Frau mit gelbem Helm zeichnet etwas an eine Wand

Bis 2030 möchte die EU-Kommission den Anteil der Erneuerbaren am Energiemix auf 45 Prozent erhöhen. Das ist deutlich ambitionierter als die derzeit geplanten 32 Prozent. Bis zum Ende dieses Jahrzehnts sollen zudem die europäischen Endkunden insgesamt 13 Prozent weniger Energie verbrauchen als noch 2020.

Die Vorschläge sind Teil des Klimamaßnahmenpakets „Fit for 55“, das die Kommission vorgelegt hat. Damit sollen die im Europäischen Green Deal formulierten Ziele erreicht werden, bis 2030 die klimaschädlichen Emissionen um mindestens 55 Prozent gegenüber 1990 zu reduzieren und bis 2050 klimaneutral zu sein.
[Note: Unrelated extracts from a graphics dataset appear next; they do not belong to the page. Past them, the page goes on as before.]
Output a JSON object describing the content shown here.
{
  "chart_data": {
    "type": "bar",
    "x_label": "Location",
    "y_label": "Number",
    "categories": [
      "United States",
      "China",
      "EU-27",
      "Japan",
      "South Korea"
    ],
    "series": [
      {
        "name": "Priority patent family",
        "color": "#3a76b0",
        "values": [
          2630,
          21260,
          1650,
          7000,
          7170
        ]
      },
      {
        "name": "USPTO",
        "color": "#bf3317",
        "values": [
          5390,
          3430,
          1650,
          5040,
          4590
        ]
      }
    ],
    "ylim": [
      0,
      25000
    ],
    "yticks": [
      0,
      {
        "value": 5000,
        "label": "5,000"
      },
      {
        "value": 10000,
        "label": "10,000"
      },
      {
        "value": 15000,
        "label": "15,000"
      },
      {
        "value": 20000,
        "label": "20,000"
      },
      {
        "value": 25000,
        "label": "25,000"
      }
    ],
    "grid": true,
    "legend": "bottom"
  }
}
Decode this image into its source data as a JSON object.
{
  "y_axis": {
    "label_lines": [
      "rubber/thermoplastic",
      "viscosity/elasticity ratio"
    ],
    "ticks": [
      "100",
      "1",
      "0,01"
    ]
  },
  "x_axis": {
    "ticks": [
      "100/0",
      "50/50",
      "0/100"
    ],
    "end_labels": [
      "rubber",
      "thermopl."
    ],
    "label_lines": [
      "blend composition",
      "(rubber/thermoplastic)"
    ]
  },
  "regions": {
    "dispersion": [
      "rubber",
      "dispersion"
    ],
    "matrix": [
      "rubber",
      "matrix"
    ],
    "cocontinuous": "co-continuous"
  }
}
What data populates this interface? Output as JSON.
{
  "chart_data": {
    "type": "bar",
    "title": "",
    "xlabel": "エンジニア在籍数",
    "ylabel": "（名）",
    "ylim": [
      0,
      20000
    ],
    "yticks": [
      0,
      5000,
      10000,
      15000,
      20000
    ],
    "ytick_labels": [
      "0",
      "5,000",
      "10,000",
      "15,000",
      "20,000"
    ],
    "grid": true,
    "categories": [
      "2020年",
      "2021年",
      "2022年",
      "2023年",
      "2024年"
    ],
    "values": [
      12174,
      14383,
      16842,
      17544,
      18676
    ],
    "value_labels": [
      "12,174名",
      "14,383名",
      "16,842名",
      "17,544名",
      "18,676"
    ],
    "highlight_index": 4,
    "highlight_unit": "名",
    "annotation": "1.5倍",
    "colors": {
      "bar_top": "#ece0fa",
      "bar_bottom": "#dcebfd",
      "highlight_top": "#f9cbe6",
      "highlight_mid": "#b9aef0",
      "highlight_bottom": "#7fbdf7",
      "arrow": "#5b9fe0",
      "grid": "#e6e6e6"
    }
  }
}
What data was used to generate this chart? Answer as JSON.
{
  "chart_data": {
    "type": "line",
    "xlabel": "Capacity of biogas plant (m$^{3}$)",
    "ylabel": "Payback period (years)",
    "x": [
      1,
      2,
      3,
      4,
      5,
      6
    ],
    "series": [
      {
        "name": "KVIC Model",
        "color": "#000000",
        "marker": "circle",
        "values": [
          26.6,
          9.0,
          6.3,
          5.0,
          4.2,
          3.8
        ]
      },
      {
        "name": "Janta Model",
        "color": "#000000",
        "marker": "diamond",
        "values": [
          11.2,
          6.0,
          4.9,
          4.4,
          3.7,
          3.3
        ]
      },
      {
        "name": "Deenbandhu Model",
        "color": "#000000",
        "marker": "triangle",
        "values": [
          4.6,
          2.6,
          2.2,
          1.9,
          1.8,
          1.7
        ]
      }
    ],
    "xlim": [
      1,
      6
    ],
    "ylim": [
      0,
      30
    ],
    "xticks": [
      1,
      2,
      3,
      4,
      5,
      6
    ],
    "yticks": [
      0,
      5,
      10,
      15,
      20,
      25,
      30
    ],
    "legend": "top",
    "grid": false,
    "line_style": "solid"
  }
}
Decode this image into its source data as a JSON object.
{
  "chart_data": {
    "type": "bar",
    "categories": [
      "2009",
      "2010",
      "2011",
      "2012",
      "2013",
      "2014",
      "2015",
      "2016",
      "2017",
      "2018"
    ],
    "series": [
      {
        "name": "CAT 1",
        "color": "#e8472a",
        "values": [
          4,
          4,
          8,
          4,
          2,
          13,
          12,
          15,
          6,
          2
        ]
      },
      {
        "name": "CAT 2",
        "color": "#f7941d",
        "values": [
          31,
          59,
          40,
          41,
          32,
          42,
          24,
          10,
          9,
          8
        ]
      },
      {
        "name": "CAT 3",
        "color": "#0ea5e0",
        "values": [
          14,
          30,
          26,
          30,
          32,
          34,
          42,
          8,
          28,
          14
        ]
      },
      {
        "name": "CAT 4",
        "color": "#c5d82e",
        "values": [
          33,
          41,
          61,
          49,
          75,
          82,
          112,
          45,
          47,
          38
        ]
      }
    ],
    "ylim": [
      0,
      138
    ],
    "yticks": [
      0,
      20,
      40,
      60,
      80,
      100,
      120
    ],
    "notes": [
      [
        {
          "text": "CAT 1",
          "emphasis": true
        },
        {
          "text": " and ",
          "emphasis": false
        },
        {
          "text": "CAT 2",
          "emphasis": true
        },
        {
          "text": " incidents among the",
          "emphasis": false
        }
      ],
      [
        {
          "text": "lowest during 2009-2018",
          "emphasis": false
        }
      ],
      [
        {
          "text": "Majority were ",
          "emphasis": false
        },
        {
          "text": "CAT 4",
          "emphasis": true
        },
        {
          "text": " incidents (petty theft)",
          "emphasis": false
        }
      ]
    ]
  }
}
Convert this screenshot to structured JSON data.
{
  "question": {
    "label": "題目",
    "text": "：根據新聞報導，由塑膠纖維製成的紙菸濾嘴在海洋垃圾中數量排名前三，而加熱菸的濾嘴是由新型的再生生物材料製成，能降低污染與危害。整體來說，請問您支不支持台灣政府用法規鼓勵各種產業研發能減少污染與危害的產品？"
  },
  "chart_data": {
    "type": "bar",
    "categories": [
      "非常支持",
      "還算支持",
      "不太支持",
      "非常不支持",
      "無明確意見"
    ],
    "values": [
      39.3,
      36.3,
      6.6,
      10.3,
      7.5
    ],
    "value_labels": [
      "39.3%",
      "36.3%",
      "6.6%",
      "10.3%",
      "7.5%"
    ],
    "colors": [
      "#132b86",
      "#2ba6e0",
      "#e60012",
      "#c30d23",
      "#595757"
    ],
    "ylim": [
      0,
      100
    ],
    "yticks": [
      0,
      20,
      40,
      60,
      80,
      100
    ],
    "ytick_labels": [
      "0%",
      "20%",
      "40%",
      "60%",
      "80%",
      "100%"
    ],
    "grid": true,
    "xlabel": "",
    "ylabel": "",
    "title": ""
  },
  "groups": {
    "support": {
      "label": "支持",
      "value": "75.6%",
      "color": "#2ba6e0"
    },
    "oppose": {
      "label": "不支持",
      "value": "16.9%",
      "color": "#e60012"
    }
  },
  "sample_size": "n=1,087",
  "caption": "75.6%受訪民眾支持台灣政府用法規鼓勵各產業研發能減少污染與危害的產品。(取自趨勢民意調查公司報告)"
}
Noch ist unklar, ob EU-Staaten und EU-Parlament dem Vorschlag zustimmen und damit aus dem ehrgeizigen Plan ein Gesetz wird.

Doch wenn es so kommen sollte, droht die Umsetzung in Deutschland zu scheitern. Grund dafür ist der massive Fachkräftemangel im Handwerk. Nach Angaben des Zentralverbands des Deutschen Handwerks (ZDH) sind derzeit 150.000 unbesetzte Stellen bei den Arbeitsagenturen gemeldet. Hinzu kommen schätzungsweise 100.000 weitere fehlende Handwerker, da nicht alle Betriebe die Agenturen über freie Stellen informieren. Tendenz bei den offenen Positionen steigend.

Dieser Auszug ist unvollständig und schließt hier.